Error "Could not fetch link..." while creating a basic recipe

[cram1010]

Hi,

I'm trying to create a very simple recipe for the site http://www.rebelion.org

I'm trying to just feed from one RSS source: http://rebelion.org/rss_portada.php

I don't know why, it's not working. For each article it tries to download, following error like this one is given:

Fetching http://www.rebelion.org/noticias/ame...olonial-147596
Traceback (most recent call last):
File "/usr/lib/calibre/calibre/utils/threadpool.py", line 95, in run
(request, request.callable(*request.args, **request.kwds))
File "/usr/lib/calibre/calibre/web/feeds/news.py", line 811, in fetch_article
return self._fetch_article(url, dir, f, a, num_of_feeds)
File "/usr/lib/calibre/calibre/web/feeds/news.py", line 807, in _fetch_article
raise Exception(_('Could not fetch article. Run with -vv to see the reason'))
Exception: Could not fetch article. Run with -vv to see the reason

I attach two files. The recipe one and the full output I receive when trying to create with -vv. Format is txt to allow uploading.

Thank you!

[atlantique]

The typical format of an url included in one of the rebelion.org rss feeds looks like this:

http://www.rebelion.org/noticias/ee....nicomio-148960

In order to avoid the 404 "Not found" problem, it is necessary to convert the URL
to the following format:

http://www.rebelion.org/noticia.php?...-al-manicomio-

Doing this for each of the url listed on the rss feed will solve your problem. However
I do not know how to do this using calibre/python regular expressions, although
one can presume that it must simple to do it, since it is rather straightforward
using set/awk.

Let us hope that one of the more knowledgeable users will help with this url
modification.

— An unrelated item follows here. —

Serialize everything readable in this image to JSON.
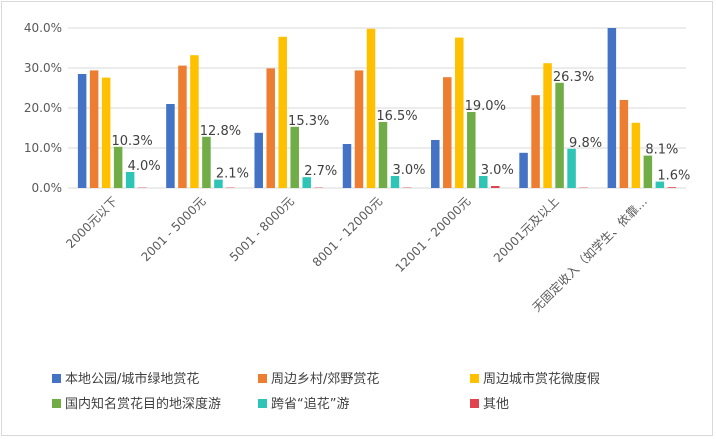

Good luck!

[cram1010]

Thanks a lot atlantique. With your tip I got to build the rebelion.org recipe. I have posted it here: https://www.mobileread.com/forums/sho....php?p=2068864

Anyway it's strange, why 404 code is returned if the url do exist?

I explain how I solved the issue:

In fact, I realized the ' titular' parameter is no needed, and correct url can simply be:

http://www.rebelion.org/noticia.php?id=148960

As the id is the last sequence of digits of the incorrect url, we can do:

Code:

import re #import regexp module
class RebelionRecipe (BasicNewsRecipe):
  #[...Some code...]
  def print_version(self, url):
     id = re.compile('\d*$').search(url).group() #'\d*$' matches 'last serie of digits in a string', which we search in the url. group() returns matched string, which is the id
     return u'http://www.rebelion.org/noticia.php?id=%s' % id

[vietchovui]

I have prob with this feed: http://tuanvietnam.net/home/rss
The article title in the feed is something like this http://tuanvietnam.vietnamnet.vn/XYZ
but the actual article link is http://tuanvietnam.net/XYZ. So, what can I do to make calibre work with this feed?
Added: I have read about replace/join code in the thread Recipes - Re-usable code. But I still cannot fix this prob myself. I'm completely noob in programming.

[vietchovui]

[deleted] please read the above post.